New Bill Will Protect Grandkids but Let Many ‘enablers’ off the Hook
April 4, 2016
A just-introduced bill in the Pennsylvania legislature will let many who commit or conceal child sex crimes off the hook. It will protect our grandkids, but not our kids. And for years, it will do little or nothing to expose and punish “enablers” – supervisors and colleagues who hid child sex crimes. We hope Rep. Ron Marsico (R-Dauphin) re-considers his opposition to a civil window.
Marsico’s claim of concern for non-profits is baseless. We challenge him to name a single non-profit that has gone under or been severely hurt in any of the states that have enacted civil windows.
It always has and always will take decades for kids to grow up, understand they’ve been hurt, that the harm is severe, that the abuse cripples them as adults, that they legal options and the moral and civic duty to take action. That’s why we as a society must welcome and help victims of horrific childhood sexual violence, no matter when they are able to realize these realities and summon the strength to speak up.
Years and years of our own research, experience and advocacy (along with history, psychology and common sense) have convinced us that a civil "window" is the single most effective step toward preventing future abuse. Here's how:
1) Exposing predators.
The "window" enables victims to publicly expose the predators who hurt them, through the open, impartial, time-tested American judicial system. It means that parents, neighbors and employers will know about potentially dangerous individuals.
2) Exposing and deterring enablers.
Through the balanced judicial process - depositions, discovery, interrogatories and sworn testimony - anyone who ignored a sex crime, shielded a molester, destroyed a document or deceived a victim's family may also be exposed.
Families deserve to know whether their pastor or day care center director or athletic association harbored a sex offender, stonewalled a prosecutor, or lied to a parent.
Citizens deserve to know whether a diocese or a summer camp director knowingly hired child molesters.
3) Fear of litigation.
Without the "window," a supervisor who's been lax about child safety has no incentive to change bad habits or work harder.
With the "window," decision-makers will know that if they insensitively shun a victim or recklessly endanger a child, they may be exposed in court and face consequences for having done so.
4) Fear of financial consequences.
Passage of the "window" will prod defense lawyers, public relations staff and others to beef up child sex abuse prevention and education.
Concerned employees will start asking their supervisors "Do we do background checks on everyone here?" and "Are we ready for a potential lawsuit?"

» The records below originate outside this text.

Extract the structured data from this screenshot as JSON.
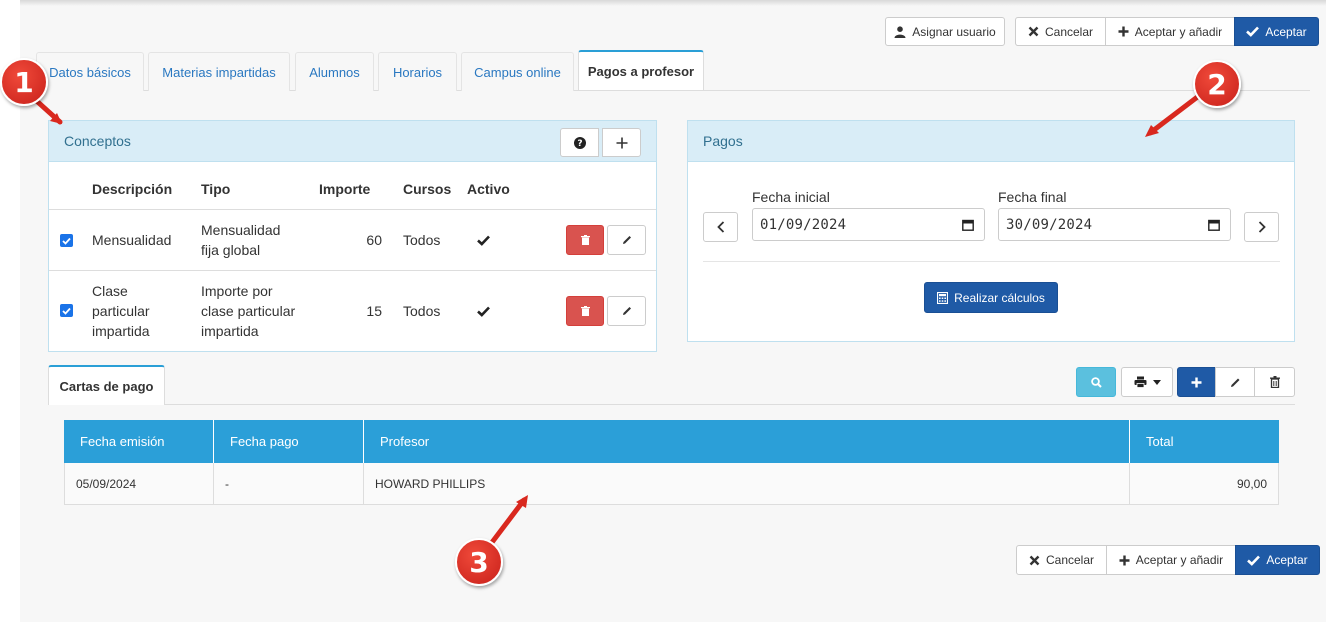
{
  "top_actions": {
    "assign_user": "Asignar usuario",
    "cancel": "Cancelar",
    "accept_add": "Aceptar y añadir",
    "accept": "Aceptar"
  },
  "tabs": [
    "Datos básicos",
    "Materias impartidas",
    "Alumnos",
    "Horarios",
    "Campus online",
    "Pagos a profesor"
  ],
  "active_tab": "Pagos a profesor",
  "conceptos": {
    "title": "Conceptos",
    "headers": [
      "Descripción",
      "Tipo",
      "Importe",
      "Cursos",
      "Activo"
    ],
    "rows": [
      {
        "checked": true,
        "descripcion": "Mensualidad",
        "tipo": "Mensualidad fija global",
        "importe": "60",
        "cursos": "Todos",
        "activo": true
      },
      {
        "checked": true,
        "descripcion": "Clase particular impartida",
        "tipo": "Importe por clase particular impartida",
        "importe": "15",
        "cursos": "Todos",
        "activo": true
      }
    ]
  },
  "pagos": {
    "title": "Pagos",
    "start_label": "Fecha inicial",
    "start_value": "01/09/2024",
    "end_label": "Fecha final",
    "end_value": "30/09/2024",
    "calc_button": "Realizar cálculos"
  },
  "cartas": {
    "tab": "Cartas de pago",
    "headers": [
      "Fecha emisión",
      "Fecha pago",
      "Profesor",
      "Total"
    ],
    "rows": [
      {
        "fecha_emision": "05/09/2024",
        "fecha_pago": "-",
        "profesor": "HOWARD PHILLIPS",
        "total": "90,00"
      }
    ]
  },
  "bottom_actions": {
    "cancel": "Cancelar",
    "accept_add": "Aceptar y añadir",
    "accept": "Aceptar"
  },
  "markers": [
    "1",
    "2",
    "3"
  ],
  "colors": {
    "primary": "#1f5aa6",
    "info": "#2b9fd8",
    "danger": "#d9534f",
    "marker": "#d9281e"
  }
}
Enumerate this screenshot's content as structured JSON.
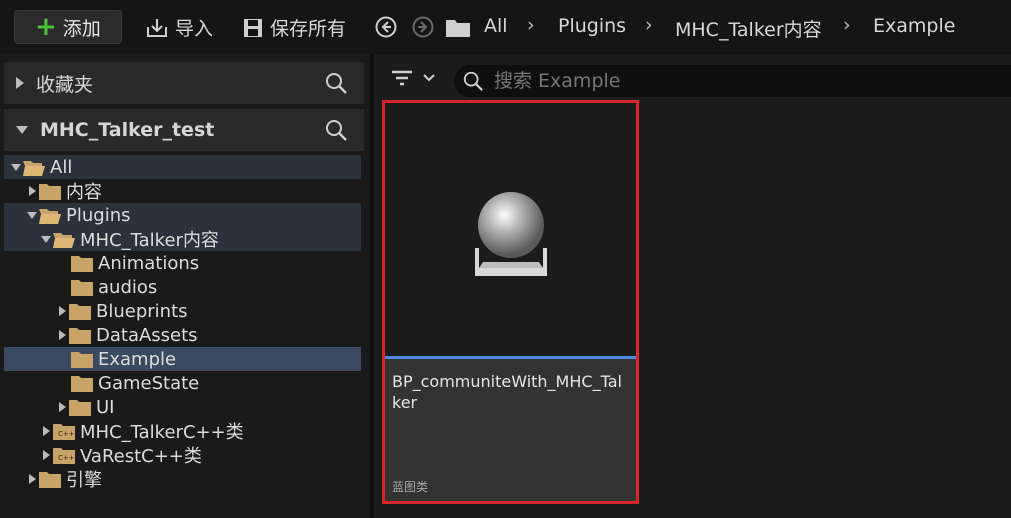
{
  "toolbar": {
    "add_label": "添加",
    "import_label": "导入",
    "save_all_label": "保存所有",
    "breadcrumbs": [
      "All",
      "Plugins",
      "MHC_Talker内容",
      "Example"
    ]
  },
  "sidebar": {
    "favorites_label": "收藏夹",
    "project_label": "MHC_Talker_test",
    "tree": [
      {
        "label": "All",
        "expanded": true,
        "selected": false
      },
      {
        "label": "内容",
        "expanded": false
      },
      {
        "label": "Plugins",
        "expanded": true
      },
      {
        "label": "MHC_Talker内容",
        "expanded": true
      },
      {
        "label": "Animations"
      },
      {
        "label": "audios"
      },
      {
        "label": "Blueprints",
        "expanded": false
      },
      {
        "label": "DataAssets",
        "expanded": false
      },
      {
        "label": "Example",
        "selected": true
      },
      {
        "label": "GameState"
      },
      {
        "label": "UI",
        "expanded": false
      },
      {
        "label": "MHC_TalkerC++类",
        "expanded": false
      },
      {
        "label": "VaRestC++类",
        "expanded": false
      },
      {
        "label": "引擎",
        "expanded": false
      }
    ]
  },
  "content": {
    "search_placeholder": "搜索 Example",
    "assets": [
      {
        "name": "BP_communiteWith_MHC_Talker",
        "type": "蓝图类"
      }
    ]
  },
  "colors": {
    "accent_green": "#4fc23b",
    "selection_border": "#d9262b",
    "asset_bar": "#4a8be0",
    "folder": "#c9a468"
  }
}
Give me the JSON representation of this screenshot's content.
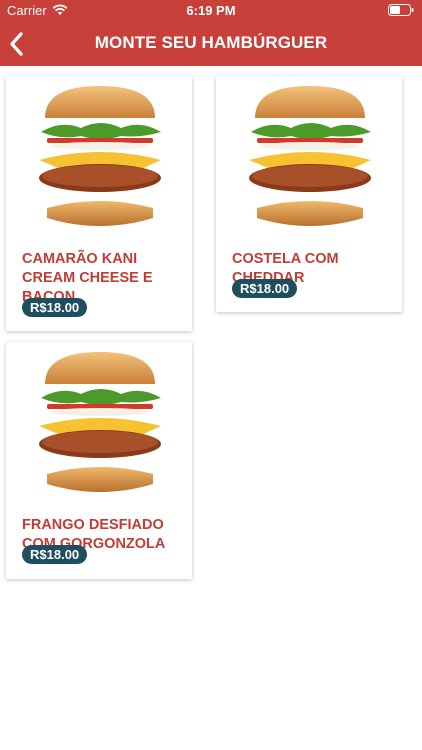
{
  "status": {
    "carrier": "Carrier",
    "time": "6:19 PM"
  },
  "header": {
    "title": "MONTE SEU HAMBÚRGUER"
  },
  "colors": {
    "header_bg": "#c8403a",
    "name_text": "#c23c36",
    "price_bg": "#1f4e5f"
  },
  "products": [
    {
      "name": "CAMARÃO KANI CREAM CHEESE E BACON",
      "price": "R$18.00",
      "image": "burger-image"
    },
    {
      "name": "COSTELA COM CHEDDAR",
      "price": "R$18.00",
      "image": "burger-image"
    },
    {
      "name": "FRANGO DESFIADO COM GORGONZOLA",
      "price": "R$18.00",
      "image": "burger-image"
    }
  ]
}
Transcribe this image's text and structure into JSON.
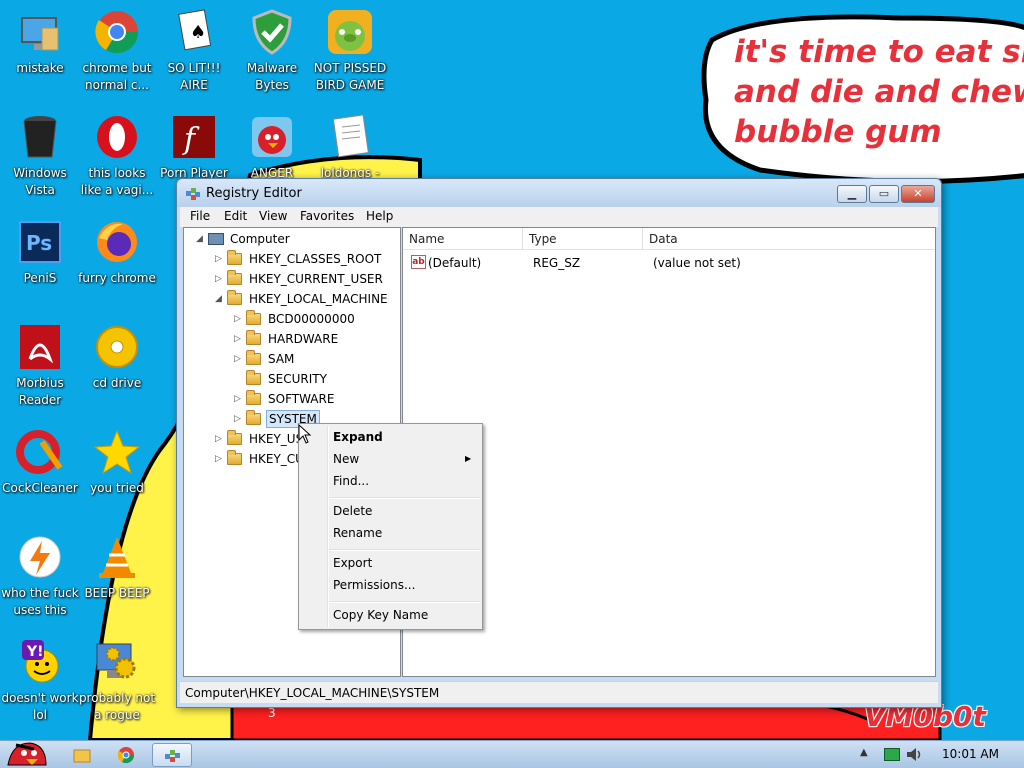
{
  "desktop": {
    "icons": [
      {
        "label": "mistake",
        "icon": "monitor-icon"
      },
      {
        "label": "chrome but normal c...",
        "icon": "chrome-icon"
      },
      {
        "label": "SO LIT!!! AIRE",
        "icon": "solitaire-icon"
      },
      {
        "label": "Malware Bytes",
        "icon": "shield-icon"
      },
      {
        "label": "NOT PISSED BIRD GAME",
        "icon": "pig-icon"
      },
      {
        "label": "Windows Vista",
        "icon": "trash-icon"
      },
      {
        "label": "this looks like a vagi...",
        "icon": "opera-icon"
      },
      {
        "label": "Porn Player",
        "icon": "flash-icon"
      },
      {
        "label": "ANGER",
        "icon": "angry-bird-icon"
      },
      {
        "label": "loldongs -",
        "icon": "document-icon"
      },
      {
        "label": "PeniS",
        "icon": "photoshop-icon"
      },
      {
        "label": "furry chrome",
        "icon": "firefox-icon"
      },
      {
        "label": "Morbius Reader",
        "icon": "acrobat-icon"
      },
      {
        "label": "cd drive",
        "icon": "cd-icon"
      },
      {
        "label": "CockCleaner",
        "icon": "ccleaner-icon"
      },
      {
        "label": "you tried",
        "icon": "star-icon"
      },
      {
        "label": "who the fuck uses this",
        "icon": "avast-icon"
      },
      {
        "label": "BEEP BEEP",
        "icon": "vlc-icon"
      },
      {
        "label": "doesn't work lol",
        "icon": "yahoo-icon"
      },
      {
        "label": "probably not a rogue",
        "icon": "settings-monitor-icon"
      }
    ],
    "speech": [
      "it's time to eat shit",
      "and die and chew",
      "bubble gum"
    ],
    "signature": "VM0b0t",
    "stray_label": "3"
  },
  "window": {
    "title": "Registry Editor",
    "menu": [
      "File",
      "Edit",
      "View",
      "Favorites",
      "Help"
    ],
    "tree": [
      {
        "label": "Computer",
        "expander": "◢"
      },
      {
        "label": "HKEY_CLASSES_ROOT",
        "expander": "▷"
      },
      {
        "label": "HKEY_CURRENT_USER",
        "expander": "▷"
      },
      {
        "label": "HKEY_LOCAL_MACHINE",
        "expander": "◢"
      },
      {
        "label": "BCD00000000",
        "expander": "▷"
      },
      {
        "label": "HARDWARE",
        "expander": "▷"
      },
      {
        "label": "SAM",
        "expander": "▷"
      },
      {
        "label": "SECURITY",
        "expander": ""
      },
      {
        "label": "SOFTWARE",
        "expander": "▷"
      },
      {
        "label": "SYSTEM",
        "expander": "▷"
      },
      {
        "label": "HKEY_USERS",
        "expander": "▷"
      },
      {
        "label": "HKEY_CURRENT_CONFIG",
        "expander": "▷"
      }
    ],
    "columns": [
      "Name",
      "Type",
      "Data"
    ],
    "values": [
      {
        "name": "(Default)",
        "type": "REG_SZ",
        "data": "(value not set)"
      }
    ],
    "status": "Computer\\HKEY_LOCAL_MACHINE\\SYSTEM"
  },
  "context_menu": {
    "items": [
      "Expand",
      "New",
      "Find...",
      "Delete",
      "Rename",
      "Export",
      "Permissions...",
      "Copy Key Name"
    ]
  },
  "taskbar": {
    "clock": "10:01 AM"
  },
  "colors": {
    "wallpaper": "#0aa9e6",
    "speech_text": "#e8303a"
  }
}
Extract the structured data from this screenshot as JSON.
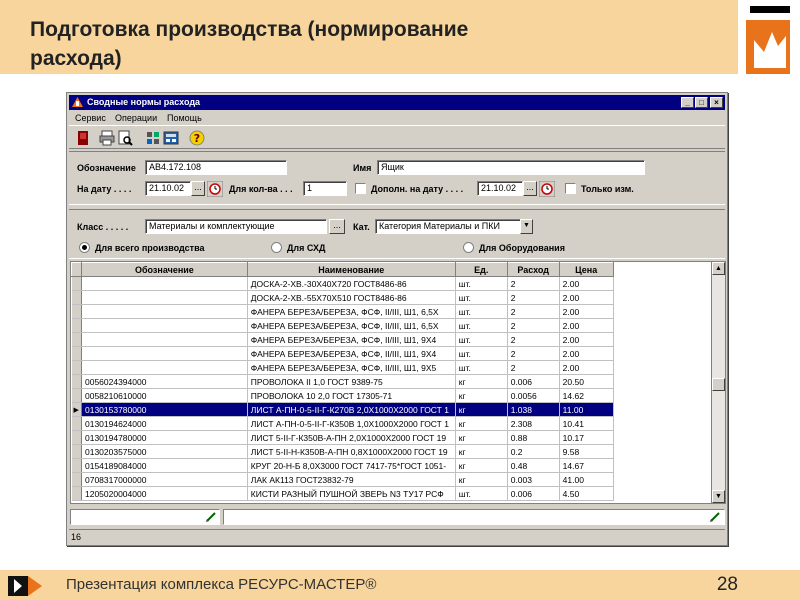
{
  "slide": {
    "title": "Подготовка производства (нормирование\nрасхода)",
    "footer_text": "Презентация комплекса РЕСУРС-МАСТЕР®",
    "page_number": "28"
  },
  "colors": {
    "slide_band": "#f7d59d",
    "logo_orange": "#e8731a",
    "titlebar_blue": "#000080",
    "window_gray": "#d4d0c8",
    "selection_blue": "#000080"
  },
  "window": {
    "title": "Сводные нормы расхода",
    "controls": [
      "_",
      "□",
      "×"
    ],
    "menu": [
      "Сервис",
      "Операции",
      "Помощь"
    ],
    "toolbar_icons": [
      "exit-icon",
      "print-icon",
      "preview-icon",
      "tools-icon",
      "calculator-icon",
      "help-icon"
    ]
  },
  "filters": {
    "designation_label": "Обозначение",
    "designation_value": "АВ4.172.108",
    "name_label": "Имя",
    "name_value": "Ящик",
    "date_label": "На дату . . . .",
    "date_value": "21.10.02",
    "qty_label": "Для кол-ва . . .",
    "qty_value": "1",
    "extra_date_label": "Дополн. на дату . . . .",
    "extra_date_value": "21.10.02",
    "only_changes_label": "Только изм.",
    "ellipsis": "...",
    "class_label": "Класс . . . . .",
    "class_value": "Материалы и комплектующие",
    "cat_label": "Кат.",
    "cat_value": "Категория Материалы и ПКИ",
    "radio_all": "Для всего производства",
    "radio_skhd": "Для СХД",
    "radio_equipment": "Для Оборудования",
    "selected_radio": "all"
  },
  "table": {
    "headers": [
      "Обозначение",
      "Наименование",
      "Ед.",
      "Расход",
      "Цена"
    ],
    "selected_row": 9,
    "rows": [
      [
        "",
        "ДОСКА-2-ХВ.-30Х40Х720 ГОСТ8486-86",
        "шт.",
        "2",
        "2.00"
      ],
      [
        "",
        "ДОСКА-2-ХВ.-55Х70Х510 ГОСТ8486-86",
        "шт.",
        "2",
        "2.00"
      ],
      [
        "",
        "ФАНЕРА БЕРЕЗА/БЕРЕЗА, ФСФ, II/III, Ш1, 6,5Х",
        "шт.",
        "2",
        "2.00"
      ],
      [
        "",
        "ФАНЕРА БЕРЕЗА/БЕРЕЗА, ФСФ, II/III, Ш1, 6,5Х",
        "шт.",
        "2",
        "2.00"
      ],
      [
        "",
        "ФАНЕРА БЕРЕЗА/БЕРЕЗА, ФСФ, II/III, Ш1, 9Х4",
        "шт.",
        "2",
        "2.00"
      ],
      [
        "",
        "ФАНЕРА БЕРЕЗА/БЕРЕЗА, ФСФ, II/III, Ш1, 9Х4",
        "шт.",
        "2",
        "2.00"
      ],
      [
        "",
        "ФАНЕРА БЕРЕЗА/БЕРЕЗА, ФСФ, II/III, Ш1, 9Х5",
        "шт.",
        "2",
        "2.00"
      ],
      [
        "0056024394000",
        "ПРОВОЛОКА II 1,0 ГОСТ 9389-75",
        "кг",
        "0.006",
        "20.50"
      ],
      [
        "0058210610000",
        "ПРОВОЛОКА 10 2,0 ГОСТ 17305-71",
        "кг",
        "0.0056",
        "14.62"
      ],
      [
        "0130153780000",
        "ЛИСТ А-ПН-0-5-II-Г-К270В 2,0Х1000Х2000 ГОСТ 1",
        "кг",
        "1.038",
        "11.00"
      ],
      [
        "0130194624000",
        "ЛИСТ А-ПН-0-5-II-Г-К350В 1,0Х1000Х2000 ГОСТ 1",
        "кг",
        "2.308",
        "10.41"
      ],
      [
        "0130194780000",
        "ЛИСТ 5-II-Г-К350В-А-ПН 2,0Х1000Х2000 ГОСТ 19",
        "кг",
        "0.88",
        "10.17"
      ],
      [
        "0130203575000",
        "ЛИСТ 5-II-Н-К350В-А-ПН 0,8Х1000Х2000 ГОСТ 19",
        "кг",
        "0.2",
        "9.58"
      ],
      [
        "0154189084000",
        "КРУГ 20-Н-Б 8,0Х3000 ГОСТ 7417-75*ГОСТ 1051-",
        "кг",
        "0.48",
        "14.67"
      ],
      [
        "0708317000000",
        "ЛАК АК113 ГОСТ23832-79",
        "кг",
        "0.003",
        "41.00"
      ],
      [
        "1205020004000",
        "КИСТИ РАЗНЫЙ ПУШНОЙ ЗВЕРЬ N3 ТУ17 РСФ",
        "шт.",
        "0.006",
        "4.50"
      ]
    ]
  },
  "status": {
    "count": "16"
  }
}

Smart organizations will start or expand efforts to train adults about reporting abuse and teach kids about "safe touch," knowing that
- victims are less inclined to sue an institution that seems to take abuse seriously,
- judges and juries are more lenient with institutions that are already addressing the problem which led to a lawsuit.
No matter what happens in Harrisburg, we urge every single person who saw, suspected or suffered child sex crimes and cover ups in Catholic churches or institutions in Pennsylvania to protect kids by calling police, get help by calling therapists, expose wrongdoers by calling journalists, get justice by calling attorneys, and get comfort by calling support groups like ours. This is how kids will be safer, adults will recover, criminals will be prosecuted, cover ups will be deterred and the truth will surface.